>This is the short essay I had to write when I applied to the NCT to be a post natal leader, it then featured in the local NCT’s newsletter. I quite like looking back on this, written only a year ago to see how far I’ve come since becoming a mummy:
I don’t think that anyone truly realises how much motherhood will change them personally, their entire way of life and their relationships, until it happens. We assume we can fit a baby into our existing lifestyle, what we don’t realise is how dramatically we have to change our lives to incorporate a new arrival.
I was only 19 when I fell pregnant with my daughter E, now almost 8. The pregnancy wasn’t planned and it didn’t take too long to realise that I would be bringing up my daughter on my own with no input from her father. I think you always imagine the perfect scenario when you dream of what it will be like when you eventually start a family. The house, the husband, the 2.4 children, and not only did I have to cope with the prospect of having a child on my own, the “dream situation” was also shattered and this was also just as hard to deal with.
My life changed the moment I found out that I was pregnant, the non stop social whirl I enjoyed came abruptly to a halt, the packet of cigarettes in my coat pocket went straight into the bin and alcohol wouldn’t pass my lips for some years to come. Severe morning sickness forced me to change my working hours to ensure I wasn’t late for work every day and I became a social leper, suddenly no longer of interest to many of my so called friends.
My mind was filled with worry about my unborn child. Had my lifestyle damaged the baby in any way? Should I even be contemplating having a child so young, and on my own? And then it happened, I started bleeding. On a visit to the hospital’s early pregnancy unit for a scan to check if I had infact miscarried, I was informed I had lost my baby, but it’s twin was still thriving! At just 6 weeks, the little peanut shaped blob on the screen was the most beautiful thing I had ever seen and I became fiercely protective of the little “peanut” that eventually became my daughter. Loosing my daughters twin made me realise that although I was young and on my own, I wanted the baby and everything that entailed more than I wanted anything else. I was no longer a selfish party girl, who worked hard and partied even harder. I was a mum to be who was going to do everything I could to ensure my baby would be happy and healthy.

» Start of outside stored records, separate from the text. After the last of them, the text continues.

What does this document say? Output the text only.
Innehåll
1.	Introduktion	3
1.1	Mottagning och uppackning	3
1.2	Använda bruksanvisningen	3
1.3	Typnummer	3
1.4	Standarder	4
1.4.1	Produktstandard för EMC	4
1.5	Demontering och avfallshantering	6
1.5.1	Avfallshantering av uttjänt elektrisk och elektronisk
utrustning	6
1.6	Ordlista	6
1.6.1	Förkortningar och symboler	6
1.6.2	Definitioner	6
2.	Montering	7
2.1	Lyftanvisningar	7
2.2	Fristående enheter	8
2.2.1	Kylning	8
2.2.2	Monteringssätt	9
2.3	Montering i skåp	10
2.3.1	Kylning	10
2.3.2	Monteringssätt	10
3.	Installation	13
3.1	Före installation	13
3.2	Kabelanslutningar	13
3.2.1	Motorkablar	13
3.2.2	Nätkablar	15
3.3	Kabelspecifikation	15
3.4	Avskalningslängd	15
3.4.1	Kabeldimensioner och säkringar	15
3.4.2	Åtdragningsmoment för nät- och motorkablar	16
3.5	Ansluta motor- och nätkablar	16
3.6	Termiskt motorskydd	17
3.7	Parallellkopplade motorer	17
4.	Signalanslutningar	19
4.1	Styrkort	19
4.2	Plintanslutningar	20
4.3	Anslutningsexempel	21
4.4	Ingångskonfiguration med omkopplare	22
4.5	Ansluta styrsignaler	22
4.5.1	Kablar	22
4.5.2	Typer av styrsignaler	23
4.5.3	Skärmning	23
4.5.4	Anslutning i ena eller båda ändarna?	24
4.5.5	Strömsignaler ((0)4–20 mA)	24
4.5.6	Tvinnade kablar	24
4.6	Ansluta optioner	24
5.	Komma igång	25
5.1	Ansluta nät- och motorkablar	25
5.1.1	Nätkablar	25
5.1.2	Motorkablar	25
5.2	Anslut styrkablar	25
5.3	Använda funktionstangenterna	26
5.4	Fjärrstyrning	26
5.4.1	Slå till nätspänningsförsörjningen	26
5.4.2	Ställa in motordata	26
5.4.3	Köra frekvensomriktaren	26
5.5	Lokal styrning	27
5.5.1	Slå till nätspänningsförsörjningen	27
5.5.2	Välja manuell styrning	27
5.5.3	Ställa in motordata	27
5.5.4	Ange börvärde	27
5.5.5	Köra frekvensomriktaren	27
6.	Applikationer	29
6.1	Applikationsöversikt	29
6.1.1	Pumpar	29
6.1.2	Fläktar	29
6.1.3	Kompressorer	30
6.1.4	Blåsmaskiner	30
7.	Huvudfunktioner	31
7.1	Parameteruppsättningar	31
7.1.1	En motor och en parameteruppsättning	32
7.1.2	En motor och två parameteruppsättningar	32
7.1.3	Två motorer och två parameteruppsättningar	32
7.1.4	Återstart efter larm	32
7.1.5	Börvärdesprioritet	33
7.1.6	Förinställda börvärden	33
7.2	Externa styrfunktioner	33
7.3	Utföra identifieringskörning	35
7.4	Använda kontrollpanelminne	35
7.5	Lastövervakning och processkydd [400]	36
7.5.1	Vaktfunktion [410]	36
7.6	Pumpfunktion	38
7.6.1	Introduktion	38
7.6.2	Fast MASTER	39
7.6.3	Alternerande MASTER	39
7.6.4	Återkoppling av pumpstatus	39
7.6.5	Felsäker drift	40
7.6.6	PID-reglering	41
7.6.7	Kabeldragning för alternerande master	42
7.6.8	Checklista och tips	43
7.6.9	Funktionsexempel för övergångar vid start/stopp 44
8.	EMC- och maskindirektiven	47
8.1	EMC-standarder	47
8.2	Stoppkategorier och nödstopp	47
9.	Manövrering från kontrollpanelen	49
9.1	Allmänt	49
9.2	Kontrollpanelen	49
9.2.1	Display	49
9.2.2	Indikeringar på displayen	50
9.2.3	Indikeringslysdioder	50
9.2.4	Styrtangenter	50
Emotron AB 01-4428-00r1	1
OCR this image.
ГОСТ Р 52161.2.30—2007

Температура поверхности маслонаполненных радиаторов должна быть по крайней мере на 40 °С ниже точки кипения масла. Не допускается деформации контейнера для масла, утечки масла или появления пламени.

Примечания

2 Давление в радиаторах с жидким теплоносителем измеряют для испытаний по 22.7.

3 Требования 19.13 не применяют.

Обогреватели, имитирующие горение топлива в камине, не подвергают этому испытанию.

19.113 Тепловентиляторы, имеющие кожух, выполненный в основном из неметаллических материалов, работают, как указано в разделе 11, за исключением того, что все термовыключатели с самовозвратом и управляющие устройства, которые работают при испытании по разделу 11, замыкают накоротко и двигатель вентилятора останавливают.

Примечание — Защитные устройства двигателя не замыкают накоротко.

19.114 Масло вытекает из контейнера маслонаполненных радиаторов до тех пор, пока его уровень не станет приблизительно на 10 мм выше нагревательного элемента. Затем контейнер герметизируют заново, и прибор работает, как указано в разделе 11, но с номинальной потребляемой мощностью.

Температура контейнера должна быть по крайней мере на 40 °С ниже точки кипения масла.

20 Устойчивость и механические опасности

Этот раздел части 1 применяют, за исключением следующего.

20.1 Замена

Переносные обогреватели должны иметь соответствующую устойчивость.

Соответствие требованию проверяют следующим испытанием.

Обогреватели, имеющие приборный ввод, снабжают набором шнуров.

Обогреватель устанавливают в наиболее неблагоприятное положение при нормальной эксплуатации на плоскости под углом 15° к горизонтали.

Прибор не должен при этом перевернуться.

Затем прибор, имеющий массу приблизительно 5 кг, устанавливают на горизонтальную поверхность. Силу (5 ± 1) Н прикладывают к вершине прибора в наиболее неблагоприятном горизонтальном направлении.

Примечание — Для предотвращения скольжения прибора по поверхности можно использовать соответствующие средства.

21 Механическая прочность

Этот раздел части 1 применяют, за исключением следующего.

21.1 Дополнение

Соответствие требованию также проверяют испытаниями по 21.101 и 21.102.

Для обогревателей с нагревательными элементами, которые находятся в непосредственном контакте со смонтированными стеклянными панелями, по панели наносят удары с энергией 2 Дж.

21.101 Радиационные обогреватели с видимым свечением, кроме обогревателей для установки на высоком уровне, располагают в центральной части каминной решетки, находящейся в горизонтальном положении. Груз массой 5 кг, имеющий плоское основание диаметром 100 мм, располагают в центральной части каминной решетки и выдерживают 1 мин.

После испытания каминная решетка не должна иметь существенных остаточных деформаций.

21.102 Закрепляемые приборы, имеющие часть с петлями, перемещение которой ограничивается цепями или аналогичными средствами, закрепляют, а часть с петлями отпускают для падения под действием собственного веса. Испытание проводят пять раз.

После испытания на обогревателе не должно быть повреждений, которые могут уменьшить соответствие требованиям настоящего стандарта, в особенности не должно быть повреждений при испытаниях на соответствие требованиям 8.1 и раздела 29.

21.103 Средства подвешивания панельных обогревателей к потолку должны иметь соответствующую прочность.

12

By the time my daughter was born in January 2002, I was, I thought, ready to be a mum. What a shock I was in for! The sleepless nights, constant feeding and nappy changing, no time for myself, moving into my own home when my daughter was 2 months old and feeling more alone than I have ever felt in my life. The immense guilt when I had to return to work when she was only a few months old in order to provide for both of us and the feeling of injustice that I didn’t have a partner to do that for us while I looked after our child. Perhaps inevitably, I suffered from post natal depression for some time after the birth of my daughter.
It took just one thing to alter the state of depression that I found myself in. Four years ago I managed to pay off my debts and started working part time. I wanted to be there for my daughter and be able to take her to and from her new school, which I wouldn’t have been able to do if I had continued to work full time. I had missed out on so much of my daughter by working so much and wanted to be what I considered in my depressed state a “real” mum. The post natal depression also effected my choice of job, supporting people with mental health problems, some of whom had post natal depression just like I did, and others with more serious forms of mental illness. This eventually expanded to included people with drug and alcohol dependency, ex offenders, vulnerable families and young mums, which I particularly enjoy. It has given me the opportunity to use my experience of being a mum and having post natal depression to help others.
If I had not had my daughter I would not have chosen the profession that I am in. She has made me more aware of the problems faced by other people, far more responsible and empathetic and has given me a different kind of confidence in myself and my abilities. If I want something I don’t just wait for it to fall into my lap, I go out and get it for myself, no matter how much hard work it takes. E has also made me appreciate my own mother more, for everything she did for my sister and I as children, our relationship is far stronger since becoming a mum myself.
I have had my fair share of ups and downs since becoming a mother and at times things have been difficult, but my daughter has changed my life for the better and I like the person she has made me become!